I want to add that while memory and stillness in Emin and Hopper are clearly in play here, Diebenkorn and Richter are closer to what I have in mind, which is an exploration not of how we conjure happiness, but what happiness is nowadays. Mitchell, I don't know. The painting seems too busy and frantic, more like a representation of how we go about chasing happiness.

David etc.
On Sep 19, 2008, at 10:58 AM, David Ritchie wrote:

On Sep 18, 2008, at 10:37 PM, Eric Yost wrote:

David: Maybe somewhere between Sam Francis and Rothko, there's a way forward?

John Singer Sargent's _Carnation, Lily, Lily, Rose_;

Mary Cassatt's _The Boating Party_;

Richard Diebenkorn's "Ocean Park" series;

Edward Hopper's _Early Sunday Morning_;

Joan Mitchell's _Untitled_;

Gerhard Richter's _Clouds_; even

Tracey Emin's _May Dodge My Nan_

all seem happy in their own way.

A short response. I hope I haven't compressed too much. It's probably better to start with this rather than spend days on a long essay that no one has time to read.

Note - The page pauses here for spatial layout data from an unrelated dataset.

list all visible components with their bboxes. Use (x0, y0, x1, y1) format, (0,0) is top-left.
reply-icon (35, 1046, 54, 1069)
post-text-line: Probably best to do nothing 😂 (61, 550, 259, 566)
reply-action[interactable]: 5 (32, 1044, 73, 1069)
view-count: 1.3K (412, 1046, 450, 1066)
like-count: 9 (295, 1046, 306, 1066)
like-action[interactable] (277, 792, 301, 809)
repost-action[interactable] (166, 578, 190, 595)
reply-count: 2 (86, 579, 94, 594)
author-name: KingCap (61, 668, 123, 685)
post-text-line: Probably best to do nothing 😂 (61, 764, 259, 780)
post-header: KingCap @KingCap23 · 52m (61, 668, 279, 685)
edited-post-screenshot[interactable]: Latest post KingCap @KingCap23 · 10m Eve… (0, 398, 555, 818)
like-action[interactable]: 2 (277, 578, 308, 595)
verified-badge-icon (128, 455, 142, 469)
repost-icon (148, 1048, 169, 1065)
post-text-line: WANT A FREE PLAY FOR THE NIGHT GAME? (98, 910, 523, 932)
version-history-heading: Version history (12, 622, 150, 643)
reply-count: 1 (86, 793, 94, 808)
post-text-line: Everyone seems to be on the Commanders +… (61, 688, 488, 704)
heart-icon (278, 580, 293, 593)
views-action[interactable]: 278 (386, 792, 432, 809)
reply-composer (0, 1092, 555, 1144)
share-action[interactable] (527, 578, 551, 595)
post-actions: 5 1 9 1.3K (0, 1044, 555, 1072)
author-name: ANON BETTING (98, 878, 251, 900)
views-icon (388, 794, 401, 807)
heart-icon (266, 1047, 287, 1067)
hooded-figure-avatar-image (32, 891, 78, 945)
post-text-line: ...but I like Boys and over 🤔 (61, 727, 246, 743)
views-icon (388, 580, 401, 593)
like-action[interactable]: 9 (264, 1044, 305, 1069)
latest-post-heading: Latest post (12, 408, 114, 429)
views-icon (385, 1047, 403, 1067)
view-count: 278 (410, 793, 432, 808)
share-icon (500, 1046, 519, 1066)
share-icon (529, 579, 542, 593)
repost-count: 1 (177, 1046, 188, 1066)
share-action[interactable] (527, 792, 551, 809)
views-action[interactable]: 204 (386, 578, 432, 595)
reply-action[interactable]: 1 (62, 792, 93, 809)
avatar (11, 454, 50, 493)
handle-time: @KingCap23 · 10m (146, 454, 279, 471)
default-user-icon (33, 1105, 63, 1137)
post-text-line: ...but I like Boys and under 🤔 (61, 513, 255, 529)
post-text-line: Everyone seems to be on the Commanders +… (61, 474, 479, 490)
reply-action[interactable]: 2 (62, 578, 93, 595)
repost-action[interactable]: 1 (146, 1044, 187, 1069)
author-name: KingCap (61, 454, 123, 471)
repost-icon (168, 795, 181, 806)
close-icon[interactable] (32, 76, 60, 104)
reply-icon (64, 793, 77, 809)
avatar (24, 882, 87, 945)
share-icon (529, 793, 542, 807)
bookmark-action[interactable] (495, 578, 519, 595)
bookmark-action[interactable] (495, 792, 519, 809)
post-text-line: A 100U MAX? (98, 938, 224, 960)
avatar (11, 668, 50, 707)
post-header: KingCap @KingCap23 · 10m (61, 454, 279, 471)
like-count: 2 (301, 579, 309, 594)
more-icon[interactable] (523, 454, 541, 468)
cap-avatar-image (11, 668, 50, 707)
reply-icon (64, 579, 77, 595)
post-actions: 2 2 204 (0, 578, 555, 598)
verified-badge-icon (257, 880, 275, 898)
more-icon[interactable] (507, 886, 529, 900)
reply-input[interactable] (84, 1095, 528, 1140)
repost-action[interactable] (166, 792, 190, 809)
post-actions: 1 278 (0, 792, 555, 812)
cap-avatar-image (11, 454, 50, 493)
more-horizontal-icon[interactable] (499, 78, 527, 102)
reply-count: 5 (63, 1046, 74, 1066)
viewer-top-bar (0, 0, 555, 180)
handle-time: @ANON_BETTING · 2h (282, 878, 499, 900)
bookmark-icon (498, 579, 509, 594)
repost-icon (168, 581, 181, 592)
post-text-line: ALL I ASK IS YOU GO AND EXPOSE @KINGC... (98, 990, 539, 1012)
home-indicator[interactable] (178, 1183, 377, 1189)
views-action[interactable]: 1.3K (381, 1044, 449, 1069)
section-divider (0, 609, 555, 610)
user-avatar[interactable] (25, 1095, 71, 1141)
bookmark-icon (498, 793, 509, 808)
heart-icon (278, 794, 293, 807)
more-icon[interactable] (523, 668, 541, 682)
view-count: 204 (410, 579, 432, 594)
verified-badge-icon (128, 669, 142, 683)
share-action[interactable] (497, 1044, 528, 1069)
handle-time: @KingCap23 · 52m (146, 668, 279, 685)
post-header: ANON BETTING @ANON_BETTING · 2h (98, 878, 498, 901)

Yes, they do. And what do they tell us? That our metaphors concerning happiness are spatial perhaps and that they have changed over time? A constant is that happiness is associated with what is high, its opposite, with being low; happiness is expansive, it's opposite is restrictive. But there have been changes. In the amount of tranquility in that space, for example. Today the ultimate model of happiness is not eternity spent within a walled garden, or gazing from stadium seating at a very intense light bulb--I'm caricaturing two early visions of heaven. These notions of a safe lonely or social place, set apart from the world's turmoil have been translated in modern times into fantasies of tropical island escapes. But what happens when you actually become Gaugin or John Koffend today? Most people quickly feel "out of touch" with life. In the latter instance, you write a long letter to your wife, regretting all, and then you kill yourself. Contemporary concepts of happiness are not generally meditative; people want to be party of a boating party of some sort. And yet we have this idea that hell is other people, so the people in the party must be stripped to abstractions or colors if the space is to seem generally welcoming.

What, then, is the *pursuit* of happiness? Some kind of hunting party?